Nos alcanzó en el atardecer del décimo día, cuando estábamos montando el campamento para pasar la noche en un valle deshabitado. Supe por Alessandro que su rapidez había sido inferior a la prevista. Yo había pensado que, yendo solo y montado en un magnífico corcel, podría recorrer en el mismo tiempo el doble de distancia que nosotros. Sin embargo, sólo había podido recorrer una tercera parte más. Mientras nosotros avanzábamos cuarenta leguas en una jornada, él hacía sesenta, pero no más.
Lo mismo ocurrió con los demás. Bartolomeo, que partió hacia la ciudad en la tercera noche de viaje, nos alcanzó en la decimoquinta; Caio, que partió en la cuarta, no estuvo de vuelta hasta la vigésima. Muy pronto comprobé que bastaba multiplicar por cinco los días que se tardaba hasta el momento para saber cuándo volvería a darnos alcance el mensajero.
A medida que nos alejábamos de la ciudad, el recorrido de los mensajeros se alargaba cada vez más. Después de cincuenta días de camino, el intervalo entre la llegada de un mensajero y otro comenzó a espaciarse sensiblemente; mientras que antes veía llegar al campamento uno cada cinco días, este intervalo se transformó en veinticinco. La voz de mi ciudad se hacía cada vez más débil; pasaban semanas enteras sin que recibiera ninguna noticia de allí.
Al cabo de seis meses —ya habíamos atravesado los montes Fasanos— el intervalo entre una llegada y otra de los mensajeros aumentó hasta cuatro meses. Ahora ya me traían noticias lejanas; los sobres me llegaban arrugados y a veces con manchas de humedad debido a las noches pasadas al raso por quien me las traía.
Seguimos avanzando. En vano trataba de convencerme de que las nubes que ahora pasaban por encima de mí eran iguales a las de mi infancia, de que el cielo de la lejana ciudad no era diferente a la cúpula azul que se cernía sobre mí, de que el aire era el mismo, igual el soplo del viento, idénticas las voces de los pájaros. Las nubes, el cielo, el aire, los vientos, los pájaros, me parecían en verdad cosas nuevas y diferentes; y yo me sentía extranjero.

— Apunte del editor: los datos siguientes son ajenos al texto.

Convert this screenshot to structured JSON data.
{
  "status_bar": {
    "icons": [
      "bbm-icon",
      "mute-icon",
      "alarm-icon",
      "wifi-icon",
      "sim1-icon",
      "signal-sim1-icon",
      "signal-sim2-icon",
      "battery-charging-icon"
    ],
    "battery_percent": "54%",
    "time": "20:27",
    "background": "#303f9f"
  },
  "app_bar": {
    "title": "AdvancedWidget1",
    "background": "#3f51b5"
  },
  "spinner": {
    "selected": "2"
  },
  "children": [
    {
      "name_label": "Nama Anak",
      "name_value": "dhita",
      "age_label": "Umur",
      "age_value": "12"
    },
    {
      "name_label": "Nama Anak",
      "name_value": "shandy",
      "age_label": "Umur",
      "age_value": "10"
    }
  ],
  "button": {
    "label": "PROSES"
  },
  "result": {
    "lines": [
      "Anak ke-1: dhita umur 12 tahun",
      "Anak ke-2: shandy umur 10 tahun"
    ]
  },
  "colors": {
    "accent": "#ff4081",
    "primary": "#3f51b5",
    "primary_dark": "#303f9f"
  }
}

¡Adelante, adelante! Vagabundos que encontrábamos por las llanuras me decían que los confines no estaban lejos. Yo incitaba a mis hombres a no descansar, acallaba las palabras de desánimo que asomaban a sus labios.
Ya habían pasado cuatro años desde mi partida; ¡qué larga fatiga! La capital, mi casa, mi padre, se habían vuelto extrañamente remotos, casi no creía en su existencia. Unos veinte meses de silencio y soledad transcurrían ahora entre las sucesivas apariciones de los mensajeros.

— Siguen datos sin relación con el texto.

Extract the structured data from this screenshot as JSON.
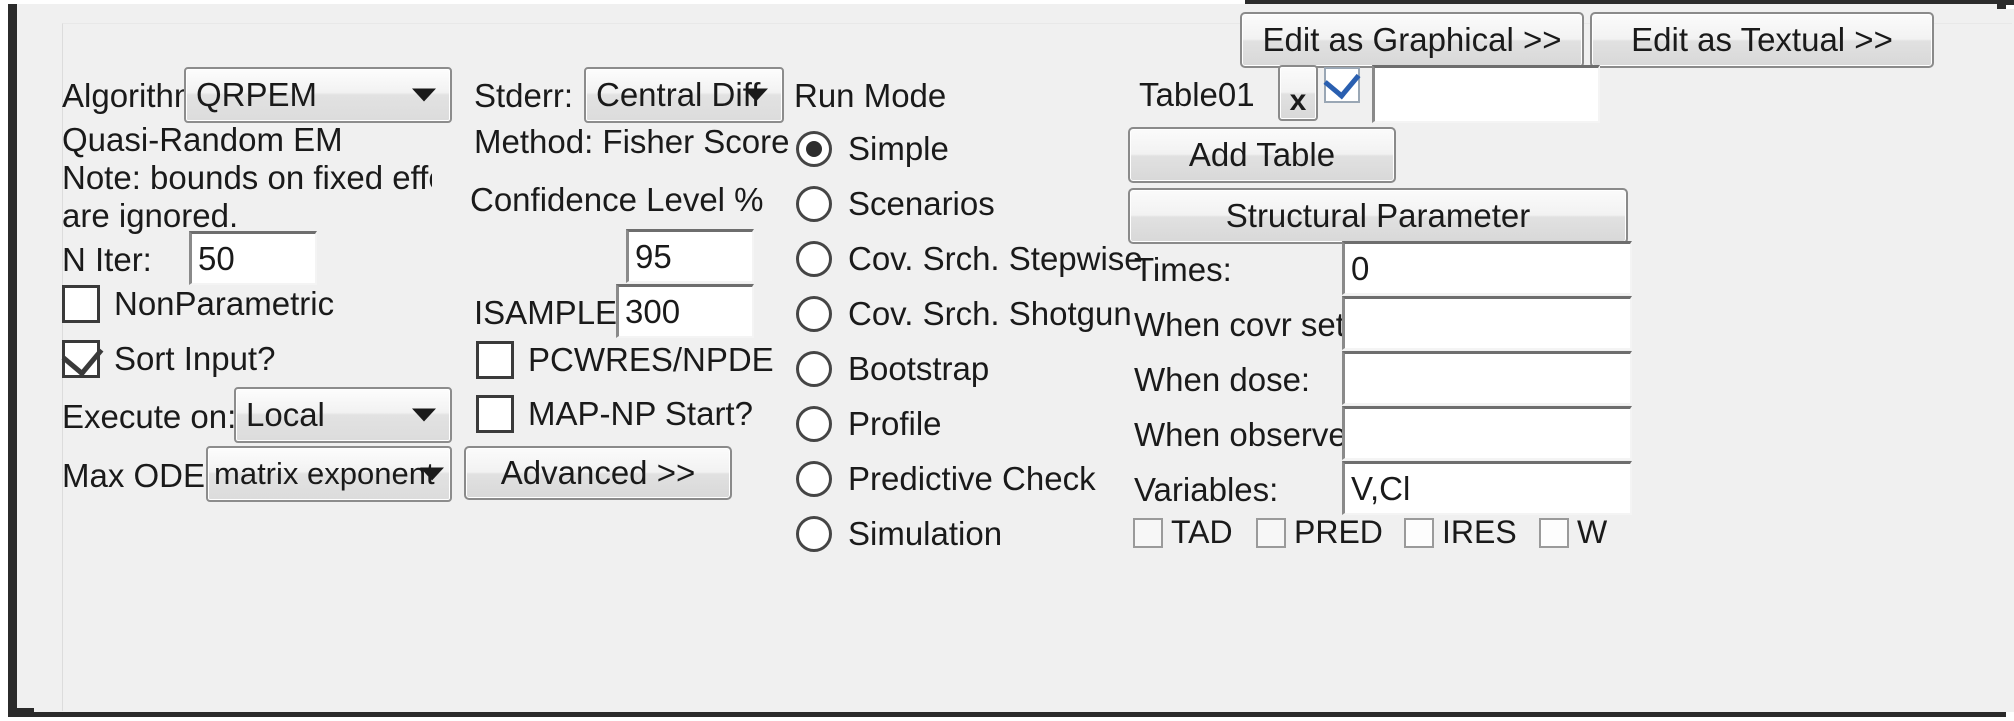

Me traían curiosas cartas amarilleadas por el tiempo, y en ellas encontraba nombres olvidados, expresiones para mí insólitas, sentimientos que no conseguía comprender.
A la mañana siguiente, después de sólo una noche de reposo, mientras volvíamos a ponernos en camino, el mensajero partía en la dirección opuesta, llevando a la ciudad las cartas que yo tenía preparadas desde hacía tiempo.
Pero han transcurrido ocho años y medio. Esta noche, mientras cenaba a solas en mi tienda, ha entrado Domenico, que todavía conseguía sonreír a pesar del cansancio reflejado en su semblante. No lo veía desde hacía casi siete años. Durante todo este largo espacio de tiempo no ha hecho otra cosa que correr a través de prados, bosques y desiertos, cambiando quién sabe cuántas veces de montura, para traerme ese paquete de sobres que hasta ahora no he tenido ganas de abrir. Ya se ha ido a dormir y mañana mismo volverá a partir al alba.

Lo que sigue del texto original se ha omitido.